Indigenous Cosmo-techniques
Spring 2024Fernando Palma Rodríguez combines his training as an artist and mechanical engineer to create robotic sculptures that utilize custom software and found materials to perform complex, narrative choreographies. His works respond to issues facing Indigenous communities in Mexico, addressing human and land rights, violence, and environmental issues. Fernando lives in an agricultural region outside Mexico City where he co-founded Calpulli Tecalco, a non-profit organization dedicated to preserving Nahua language and culture.
Starting in the early 1990s on computer-based sculpture, Palma Rodríguez has become a pioneer of indigenous robotic art.

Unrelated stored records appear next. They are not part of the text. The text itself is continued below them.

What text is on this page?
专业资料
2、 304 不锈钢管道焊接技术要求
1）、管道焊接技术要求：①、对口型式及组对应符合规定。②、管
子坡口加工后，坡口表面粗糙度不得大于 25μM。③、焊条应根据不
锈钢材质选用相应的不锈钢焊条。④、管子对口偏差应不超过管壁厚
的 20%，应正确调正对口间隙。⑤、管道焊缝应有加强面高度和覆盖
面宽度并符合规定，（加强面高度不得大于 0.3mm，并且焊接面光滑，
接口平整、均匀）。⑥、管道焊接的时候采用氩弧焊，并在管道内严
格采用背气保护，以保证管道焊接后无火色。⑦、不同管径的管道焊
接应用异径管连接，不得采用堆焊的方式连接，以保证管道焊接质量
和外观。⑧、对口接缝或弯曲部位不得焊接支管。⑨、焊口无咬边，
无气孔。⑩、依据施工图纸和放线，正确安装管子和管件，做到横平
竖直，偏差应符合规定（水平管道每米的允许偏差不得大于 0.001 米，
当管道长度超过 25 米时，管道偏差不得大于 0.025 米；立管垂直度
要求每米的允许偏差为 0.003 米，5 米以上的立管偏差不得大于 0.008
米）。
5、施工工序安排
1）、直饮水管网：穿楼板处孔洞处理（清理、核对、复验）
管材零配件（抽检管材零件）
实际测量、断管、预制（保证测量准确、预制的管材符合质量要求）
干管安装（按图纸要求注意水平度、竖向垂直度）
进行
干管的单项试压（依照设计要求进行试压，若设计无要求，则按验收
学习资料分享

Some of his earliest pieces include a series of cyborg machines like Coyote-brother (1996), Second in Charge (1997), Mixcoatl, snake-cloud (1997), and Tonanatzin, our mother (2002). However, Palma Rodríguez’s most emblematic machine is an embodiment of the Aztec deity Huehuecóyotl. The Huehuecóyotl is a Mexican deity in Aztec cosmology also known as the Old Coyote. Being one between human and animal, this celestial figure is noted for having the capacity to navigate between variegated and contradictory ecosystems. In fact, Palma Rodríguez’s engagements with the Huehuecóyotl, through both performative reenactments and robotic embodiments, elicit the coyote’s shapeshifting powers. The artist’s invocation of the Old Coyote, more so than a personification of the deity, is a practice of embodiment that allows the artist to redefine the very notion of Nahua technology as this is practiced through the recuperation of Nahuatl and the re-imagining of Aztec cosmologies.
Experiments of contemporary art such as Nam June Paik and Shuya Abe’s Robot K-456 (1968), Thomas Shannon’s Squat (1966), Gordon Pask’s Colloquy of Mobiles (1968), and Norman White’s Ménage (1974) among others, have become emblematic of robotic art of the twentieth century. However, unlike these precedents, the use of indigenous robotics invokes critical issues of machine behavior and visitor response that embody the total social network of Indigenous technological thinking.